Certains l’ont fait, et la version populaire de l’histoire en exagère largement les faits. Les troupes frontalières est-allemandes utilisaient des bergers du Caucase parmi leurs chiens de service à la frontière interallemande et à Berlin, et après 1989, les chiens issus de ce programme ont été adoptés par des familles allemandes, ce qui explique en partie pourquoi la race a pris pied en Allemagne. Les reportages allemands sur les Grenztruppen indiquent que la fédération de protection des animaux a organisé le placement d’environ 2 500 des chiens restants. Ce qui ne tient pas la route, c’est le chiffre répété sur les pages anglophones consacrées à la race, selon lequel 7 000 bergers du Caucase auraient gardé le Mur. Les sources allemandes estiment la population totale de chiens de service à environ 6 000 sur l’ensemble de la frontière, pas seulement à Berlin, et citent le berger allemand comme race principale, aux côtés des rottweilers, des grands danois et des schnauzers géants. Race réelle, déploiement réel, chiffre erroné. Partout où tu vois le chiffre de 7 000, pars du principe qu’il a été copié sans être vérifié.
Est-ce légal d'en posséder un ?
Ça dépend de l’endroit où tu vis, et ça vaut le coup de vérifier avant de te faire des idées. Le Danemark interdit cette race en vertu de sa loi sur les chiens, où le berger du Caucase figure parmi les treize races répertoriées depuis le 1er juillet 2010 ; les chiens possédés avant l’entrée en vigueur de la loi sont couverts par des dispositions transitoires. Plusieurs autres pays et juridictions l’interdisent pas, mais l’encadrent, généralement par le port obligatoire de la muselière et de la laisse en public, une assurance responsabilité civile obligatoire, l’enregistrement ou un test de compétence du maître. Les règles changent, elles sont fixées au niveau national ou régional plutôt qu’international, et les listes secondaires qui circulent en ligne sont souvent obsolètes depuis des années. Renseigne-toi directement auprès de ton club canin national et de tes autorités locales, et demande à ton assureur et à ton propriétaire avant de contacter un éleveur. Les règles d’importation constituent encore une autre question, et un chien élevé légalement dans un pays peut être considéré comme une importation illégale dans un autre.

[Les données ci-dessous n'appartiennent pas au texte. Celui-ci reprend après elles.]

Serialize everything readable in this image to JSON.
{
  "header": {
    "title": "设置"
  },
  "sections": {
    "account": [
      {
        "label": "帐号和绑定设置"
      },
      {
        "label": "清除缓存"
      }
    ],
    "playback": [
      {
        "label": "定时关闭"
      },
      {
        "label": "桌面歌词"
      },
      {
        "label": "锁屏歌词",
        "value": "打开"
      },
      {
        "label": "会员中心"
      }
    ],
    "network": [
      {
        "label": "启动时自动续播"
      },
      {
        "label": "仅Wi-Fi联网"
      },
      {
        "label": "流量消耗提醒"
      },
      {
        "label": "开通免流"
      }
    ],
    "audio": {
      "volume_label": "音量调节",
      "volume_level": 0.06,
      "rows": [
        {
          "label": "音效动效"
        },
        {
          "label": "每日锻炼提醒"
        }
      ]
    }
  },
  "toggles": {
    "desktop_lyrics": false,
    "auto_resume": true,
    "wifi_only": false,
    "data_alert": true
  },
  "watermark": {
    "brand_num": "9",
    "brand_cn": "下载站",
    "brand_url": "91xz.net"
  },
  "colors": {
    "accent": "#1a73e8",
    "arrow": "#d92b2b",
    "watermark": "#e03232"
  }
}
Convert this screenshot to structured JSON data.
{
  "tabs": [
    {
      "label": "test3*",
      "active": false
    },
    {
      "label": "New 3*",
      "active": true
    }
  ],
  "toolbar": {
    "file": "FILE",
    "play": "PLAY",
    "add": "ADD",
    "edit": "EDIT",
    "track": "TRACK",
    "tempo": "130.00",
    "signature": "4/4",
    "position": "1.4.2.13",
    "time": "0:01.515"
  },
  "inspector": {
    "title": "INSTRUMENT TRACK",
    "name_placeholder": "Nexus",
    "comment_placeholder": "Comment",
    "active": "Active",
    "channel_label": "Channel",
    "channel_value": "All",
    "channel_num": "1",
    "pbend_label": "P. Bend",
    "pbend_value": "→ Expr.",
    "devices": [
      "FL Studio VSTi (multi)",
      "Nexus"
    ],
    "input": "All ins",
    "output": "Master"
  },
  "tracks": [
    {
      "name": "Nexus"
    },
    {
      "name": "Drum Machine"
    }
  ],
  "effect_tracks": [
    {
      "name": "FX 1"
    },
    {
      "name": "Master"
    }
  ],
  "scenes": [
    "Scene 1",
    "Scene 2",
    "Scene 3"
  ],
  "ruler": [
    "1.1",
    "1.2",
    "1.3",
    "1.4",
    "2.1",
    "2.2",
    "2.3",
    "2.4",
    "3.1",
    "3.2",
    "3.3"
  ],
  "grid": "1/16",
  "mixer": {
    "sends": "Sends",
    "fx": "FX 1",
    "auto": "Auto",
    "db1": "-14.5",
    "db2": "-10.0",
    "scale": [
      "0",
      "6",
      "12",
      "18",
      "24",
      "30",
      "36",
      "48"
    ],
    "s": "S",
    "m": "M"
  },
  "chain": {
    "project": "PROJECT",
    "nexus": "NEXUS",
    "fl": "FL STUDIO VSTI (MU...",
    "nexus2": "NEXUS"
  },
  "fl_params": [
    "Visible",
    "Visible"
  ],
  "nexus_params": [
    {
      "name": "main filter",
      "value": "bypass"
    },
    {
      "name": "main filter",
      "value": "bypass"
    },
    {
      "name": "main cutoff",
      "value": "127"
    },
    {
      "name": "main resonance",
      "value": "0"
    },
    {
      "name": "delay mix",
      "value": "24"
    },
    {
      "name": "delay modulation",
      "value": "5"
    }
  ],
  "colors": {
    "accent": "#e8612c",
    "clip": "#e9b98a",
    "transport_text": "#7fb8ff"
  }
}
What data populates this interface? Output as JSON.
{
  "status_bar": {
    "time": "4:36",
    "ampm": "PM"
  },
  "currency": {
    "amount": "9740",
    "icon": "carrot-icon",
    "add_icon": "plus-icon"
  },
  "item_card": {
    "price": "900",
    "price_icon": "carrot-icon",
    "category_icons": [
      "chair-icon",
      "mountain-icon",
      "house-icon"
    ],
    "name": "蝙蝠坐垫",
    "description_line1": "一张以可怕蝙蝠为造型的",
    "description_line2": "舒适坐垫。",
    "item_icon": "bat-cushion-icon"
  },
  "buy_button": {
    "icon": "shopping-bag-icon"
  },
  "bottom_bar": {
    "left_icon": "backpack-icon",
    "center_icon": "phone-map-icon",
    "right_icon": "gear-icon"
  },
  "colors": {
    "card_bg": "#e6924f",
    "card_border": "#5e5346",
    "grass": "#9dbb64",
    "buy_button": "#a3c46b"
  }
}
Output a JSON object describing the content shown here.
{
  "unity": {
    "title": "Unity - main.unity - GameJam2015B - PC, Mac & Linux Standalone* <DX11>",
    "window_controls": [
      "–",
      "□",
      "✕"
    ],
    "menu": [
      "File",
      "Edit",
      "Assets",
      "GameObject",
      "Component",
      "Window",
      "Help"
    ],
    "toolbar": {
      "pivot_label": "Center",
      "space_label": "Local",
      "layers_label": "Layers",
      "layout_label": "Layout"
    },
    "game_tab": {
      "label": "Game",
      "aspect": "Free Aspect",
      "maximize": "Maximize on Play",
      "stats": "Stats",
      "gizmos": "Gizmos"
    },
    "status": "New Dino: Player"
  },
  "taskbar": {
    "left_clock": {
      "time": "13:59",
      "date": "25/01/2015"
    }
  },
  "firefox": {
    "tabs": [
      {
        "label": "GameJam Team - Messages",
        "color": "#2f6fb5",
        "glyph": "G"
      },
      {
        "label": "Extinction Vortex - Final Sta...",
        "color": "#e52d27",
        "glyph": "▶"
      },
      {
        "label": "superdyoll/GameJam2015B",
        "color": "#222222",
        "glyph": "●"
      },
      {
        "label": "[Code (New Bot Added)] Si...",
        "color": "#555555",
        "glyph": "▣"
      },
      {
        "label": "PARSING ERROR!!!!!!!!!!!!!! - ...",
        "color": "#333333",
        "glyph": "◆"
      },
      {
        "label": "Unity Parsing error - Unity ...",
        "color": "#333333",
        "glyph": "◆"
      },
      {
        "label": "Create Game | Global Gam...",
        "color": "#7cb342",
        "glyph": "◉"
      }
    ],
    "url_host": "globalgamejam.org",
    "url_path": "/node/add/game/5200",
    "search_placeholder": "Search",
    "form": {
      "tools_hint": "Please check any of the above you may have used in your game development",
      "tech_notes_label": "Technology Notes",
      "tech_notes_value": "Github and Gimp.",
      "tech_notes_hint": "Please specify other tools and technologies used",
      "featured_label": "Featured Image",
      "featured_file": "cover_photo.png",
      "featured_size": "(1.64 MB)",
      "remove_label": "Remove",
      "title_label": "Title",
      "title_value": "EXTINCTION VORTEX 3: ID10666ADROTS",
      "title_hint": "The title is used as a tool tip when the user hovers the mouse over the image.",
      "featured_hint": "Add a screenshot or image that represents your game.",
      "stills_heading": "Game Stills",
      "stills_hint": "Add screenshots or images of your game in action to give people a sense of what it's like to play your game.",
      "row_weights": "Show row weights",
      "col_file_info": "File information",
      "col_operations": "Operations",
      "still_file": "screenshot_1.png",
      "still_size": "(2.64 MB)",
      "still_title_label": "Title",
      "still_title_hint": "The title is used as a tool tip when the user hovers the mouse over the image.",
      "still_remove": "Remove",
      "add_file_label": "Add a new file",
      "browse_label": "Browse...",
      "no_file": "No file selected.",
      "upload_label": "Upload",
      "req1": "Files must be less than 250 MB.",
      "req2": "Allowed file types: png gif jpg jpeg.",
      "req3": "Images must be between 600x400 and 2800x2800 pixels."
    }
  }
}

Est-ce que le Kavkazskaïa Ovtcharka perd beaucoup de poils ?
Oui, le Kavkazskaïa Ovtcharka perd beaucoup de poils, toute l’année ou lors de grandes mues saisonnières. Brosse-le plusieurs fois par semaine et prépare-toi à passer l’aspirateur régulièrement ; ce n’est pas le pelage qu’il te faut si les poils qui tombent sont un critère rédhibitoire pour toi.
Est-ce que le Kavkazskaïa Ovtcharka est hypoallergénique ?
Pas vraiment. Aucun chien n’est vraiment hypoallergénique, et le pelage du Kavkazskaïa Ovtcharka qui mue libère beaucoup de squames qui déclenchent des allergies. Si quelqu’un chez toi est allergique, ce n’est pas la race la plus facile à vivre — passe d’abord un peu de temps avec un chien de cette race.
Est-ce que le Kavkazskaïa Ovtcharka s'entend bien avec les enfants ?
Ça dépend. Le Kavkazskaïa Ovtcharka a tendance à être plus réservé, il convient donc mieux aux enfants plus âgés et plus calmes qu’aux tout-petits turbulents. Une socialisation précoce et des premières rencontres prudentes et encadrées sont d’autant plus importantes avec cette race.
Est-ce que le Kavkazskaïa Ovtcharka est facile à dresser ?
Ça peut être un vrai défi. Le Kavkazskaïa Ovtcharka est intelligent mais indépendant, et préfère prendre ses propres décisions plutôt que de recevoir des ordres. Le dressage par récompense et la patience sont les méthodes les plus efficaces ; attends-toi à ce que l'apprentissage du rappel, en particulier, prenne du temps.